On Sun, 16 Jul 2006, [EMAIL PROTECTED] wrote:
The pronounciation bit is pretty interesting though...

It is also interesting how you Americans usually can't hear the
difference between the vowel sound Swedes/Norwegians make when
pronouncing "LyX" compared to eg "licks".
This kind of difference IS very interesting. And quite common.

Human languages have a vast store of phonological primitives from which what we call 'words' are constructed. Each actual language uses but a subset of these. All of the different sounds can be heard in children's babbling, and each child has the innate capacity to distinguish among all of those sounds. But the ability to produce and recognize all of these different sounds vanishes as the child matures and its linguistic abilities specialize. This is part of what makes it difficult for adults to learn other languages and is one of the reasons that a native English-speaker who learns Norwegian (say) late in life will, in many cases, always speak with an accent, however fluent she may otherwise become.

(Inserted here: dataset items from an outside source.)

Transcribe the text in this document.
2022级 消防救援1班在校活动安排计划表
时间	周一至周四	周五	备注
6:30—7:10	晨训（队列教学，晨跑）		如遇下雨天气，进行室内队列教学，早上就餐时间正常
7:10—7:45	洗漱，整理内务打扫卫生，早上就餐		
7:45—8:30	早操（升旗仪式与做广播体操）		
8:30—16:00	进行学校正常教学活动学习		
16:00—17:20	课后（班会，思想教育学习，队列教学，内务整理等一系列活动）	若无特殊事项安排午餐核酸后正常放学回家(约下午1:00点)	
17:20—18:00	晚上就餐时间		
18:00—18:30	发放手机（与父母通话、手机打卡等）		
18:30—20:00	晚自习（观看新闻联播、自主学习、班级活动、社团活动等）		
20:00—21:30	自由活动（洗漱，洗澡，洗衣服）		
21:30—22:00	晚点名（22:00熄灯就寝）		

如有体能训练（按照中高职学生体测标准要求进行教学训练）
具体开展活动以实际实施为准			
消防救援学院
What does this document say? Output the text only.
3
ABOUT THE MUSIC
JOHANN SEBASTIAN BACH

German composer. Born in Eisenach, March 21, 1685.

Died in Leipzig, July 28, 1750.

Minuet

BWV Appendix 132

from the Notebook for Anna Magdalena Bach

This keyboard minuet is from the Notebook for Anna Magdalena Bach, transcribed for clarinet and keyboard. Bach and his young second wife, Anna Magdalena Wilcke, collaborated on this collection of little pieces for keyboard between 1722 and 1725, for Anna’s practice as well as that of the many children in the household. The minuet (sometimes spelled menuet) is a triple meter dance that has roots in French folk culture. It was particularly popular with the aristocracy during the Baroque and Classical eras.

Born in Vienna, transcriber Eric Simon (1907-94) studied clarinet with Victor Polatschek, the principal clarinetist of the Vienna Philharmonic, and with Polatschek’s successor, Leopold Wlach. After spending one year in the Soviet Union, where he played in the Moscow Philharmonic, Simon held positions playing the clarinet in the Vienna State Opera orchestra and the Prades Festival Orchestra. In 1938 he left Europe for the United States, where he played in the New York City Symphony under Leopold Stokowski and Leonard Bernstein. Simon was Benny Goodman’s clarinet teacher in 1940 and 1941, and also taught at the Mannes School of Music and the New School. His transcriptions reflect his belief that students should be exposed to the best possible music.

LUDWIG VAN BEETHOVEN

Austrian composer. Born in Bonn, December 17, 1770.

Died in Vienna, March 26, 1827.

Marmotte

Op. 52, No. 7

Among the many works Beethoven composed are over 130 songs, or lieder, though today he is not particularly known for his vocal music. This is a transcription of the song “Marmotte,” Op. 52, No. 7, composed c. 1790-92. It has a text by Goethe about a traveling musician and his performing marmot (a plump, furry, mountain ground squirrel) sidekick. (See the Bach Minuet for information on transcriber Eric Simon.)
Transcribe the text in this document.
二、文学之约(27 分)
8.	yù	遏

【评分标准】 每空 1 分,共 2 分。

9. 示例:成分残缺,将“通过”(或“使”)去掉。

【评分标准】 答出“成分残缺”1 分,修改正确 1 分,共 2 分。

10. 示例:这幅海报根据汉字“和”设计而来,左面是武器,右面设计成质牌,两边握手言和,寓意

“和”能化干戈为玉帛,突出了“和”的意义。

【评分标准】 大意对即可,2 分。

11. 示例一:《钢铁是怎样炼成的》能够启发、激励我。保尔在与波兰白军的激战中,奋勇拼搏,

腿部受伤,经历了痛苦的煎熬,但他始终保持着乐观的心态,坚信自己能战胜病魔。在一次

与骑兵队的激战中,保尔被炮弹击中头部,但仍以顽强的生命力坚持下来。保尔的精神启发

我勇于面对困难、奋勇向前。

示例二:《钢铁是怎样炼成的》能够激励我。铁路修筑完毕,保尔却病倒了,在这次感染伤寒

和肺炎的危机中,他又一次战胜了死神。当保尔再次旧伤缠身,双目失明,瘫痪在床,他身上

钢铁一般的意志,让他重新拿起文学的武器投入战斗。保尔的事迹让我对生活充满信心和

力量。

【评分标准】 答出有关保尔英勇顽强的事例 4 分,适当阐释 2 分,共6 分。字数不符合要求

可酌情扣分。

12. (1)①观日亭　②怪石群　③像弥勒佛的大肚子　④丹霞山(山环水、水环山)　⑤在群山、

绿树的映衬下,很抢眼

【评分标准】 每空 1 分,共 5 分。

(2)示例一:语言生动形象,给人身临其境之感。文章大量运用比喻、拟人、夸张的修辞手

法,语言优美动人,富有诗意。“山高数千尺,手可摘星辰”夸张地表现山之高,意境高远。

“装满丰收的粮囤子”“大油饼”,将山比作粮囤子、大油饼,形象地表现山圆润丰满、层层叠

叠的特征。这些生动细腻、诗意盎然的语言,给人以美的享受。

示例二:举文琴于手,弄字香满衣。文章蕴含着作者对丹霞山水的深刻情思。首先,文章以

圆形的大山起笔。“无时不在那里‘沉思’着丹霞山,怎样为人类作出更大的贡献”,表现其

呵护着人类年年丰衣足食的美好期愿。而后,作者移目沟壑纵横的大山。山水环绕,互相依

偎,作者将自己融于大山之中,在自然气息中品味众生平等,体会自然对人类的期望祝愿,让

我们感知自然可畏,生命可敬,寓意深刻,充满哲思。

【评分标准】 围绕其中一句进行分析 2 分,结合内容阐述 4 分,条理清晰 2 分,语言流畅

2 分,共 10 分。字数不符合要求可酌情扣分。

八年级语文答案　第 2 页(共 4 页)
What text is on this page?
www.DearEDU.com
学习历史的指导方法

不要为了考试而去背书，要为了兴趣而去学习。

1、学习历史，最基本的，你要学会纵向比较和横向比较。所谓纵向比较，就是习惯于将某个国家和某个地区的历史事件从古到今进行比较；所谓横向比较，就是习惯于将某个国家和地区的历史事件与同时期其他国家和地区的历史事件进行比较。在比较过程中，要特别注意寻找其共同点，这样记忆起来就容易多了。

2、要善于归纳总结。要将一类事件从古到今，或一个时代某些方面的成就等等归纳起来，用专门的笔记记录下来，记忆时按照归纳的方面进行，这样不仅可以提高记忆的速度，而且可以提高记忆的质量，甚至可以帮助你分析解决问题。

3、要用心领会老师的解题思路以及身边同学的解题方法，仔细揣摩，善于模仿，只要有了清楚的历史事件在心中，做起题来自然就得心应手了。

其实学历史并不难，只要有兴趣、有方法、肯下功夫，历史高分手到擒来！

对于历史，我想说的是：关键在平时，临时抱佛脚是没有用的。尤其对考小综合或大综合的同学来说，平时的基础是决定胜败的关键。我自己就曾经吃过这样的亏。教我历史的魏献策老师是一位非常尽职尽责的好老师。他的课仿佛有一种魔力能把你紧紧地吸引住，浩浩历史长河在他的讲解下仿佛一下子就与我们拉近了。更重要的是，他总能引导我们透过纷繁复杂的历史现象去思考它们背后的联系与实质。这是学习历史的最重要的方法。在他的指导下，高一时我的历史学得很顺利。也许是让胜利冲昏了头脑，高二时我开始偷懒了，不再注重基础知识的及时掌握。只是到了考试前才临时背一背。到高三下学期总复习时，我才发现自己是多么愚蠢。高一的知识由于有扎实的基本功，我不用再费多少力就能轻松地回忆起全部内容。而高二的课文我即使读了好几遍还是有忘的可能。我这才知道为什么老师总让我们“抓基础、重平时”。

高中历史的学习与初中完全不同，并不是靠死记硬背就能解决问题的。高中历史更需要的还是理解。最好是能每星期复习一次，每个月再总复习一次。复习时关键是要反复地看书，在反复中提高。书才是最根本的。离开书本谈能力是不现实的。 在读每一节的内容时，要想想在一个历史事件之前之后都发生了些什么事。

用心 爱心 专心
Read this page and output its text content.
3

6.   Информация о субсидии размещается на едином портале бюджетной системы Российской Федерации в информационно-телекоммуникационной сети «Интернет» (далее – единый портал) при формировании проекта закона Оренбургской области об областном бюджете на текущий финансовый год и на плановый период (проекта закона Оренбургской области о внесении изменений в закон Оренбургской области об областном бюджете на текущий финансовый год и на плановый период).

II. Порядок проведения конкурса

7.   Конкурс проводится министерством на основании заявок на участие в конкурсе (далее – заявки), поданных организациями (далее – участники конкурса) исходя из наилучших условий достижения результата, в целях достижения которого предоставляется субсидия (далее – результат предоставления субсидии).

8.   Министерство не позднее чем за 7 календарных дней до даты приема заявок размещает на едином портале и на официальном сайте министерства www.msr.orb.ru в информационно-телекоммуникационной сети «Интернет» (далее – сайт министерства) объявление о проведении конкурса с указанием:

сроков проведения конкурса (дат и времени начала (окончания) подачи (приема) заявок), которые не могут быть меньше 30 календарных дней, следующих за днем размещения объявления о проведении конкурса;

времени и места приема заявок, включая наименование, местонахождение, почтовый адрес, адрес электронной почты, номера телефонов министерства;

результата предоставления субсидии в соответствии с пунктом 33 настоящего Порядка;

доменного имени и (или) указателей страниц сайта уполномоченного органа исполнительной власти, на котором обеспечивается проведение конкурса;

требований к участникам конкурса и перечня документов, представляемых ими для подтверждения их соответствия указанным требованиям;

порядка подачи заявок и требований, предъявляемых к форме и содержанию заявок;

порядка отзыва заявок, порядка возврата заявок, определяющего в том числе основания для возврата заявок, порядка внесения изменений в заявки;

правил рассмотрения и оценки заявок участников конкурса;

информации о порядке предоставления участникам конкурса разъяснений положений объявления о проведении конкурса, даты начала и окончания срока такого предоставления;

My favorite example of this difference is difficult to describe but impressive to hear. There are languages in which there are two different sounds that English speakers would hear as "p". The difference is whether the sound is aspirated, which corresponds, phonetically, to a small puff of breath following the production of the "p" sound. The difference is like that between the "th" sound in "that" and the "th" sound in "thin". (Hold your hand in front of your mount as you produce these words. You'll feel the puff of air.) The difference is relevant in so far as there could be, though there is not in fact, another English word "thin" in which the "th" was pronounced as in "that" or a word "that" in which "th" was pronounced as in "thin".

If I remember correctly, there are no Eurpoean languages in which aspiration is relevant in the case of "p". (I could be wrong about that.) Hence, speakers of English and other such languages tend not to hear it, and that makes learning languages in which the difference is relevant difficult for such speakers.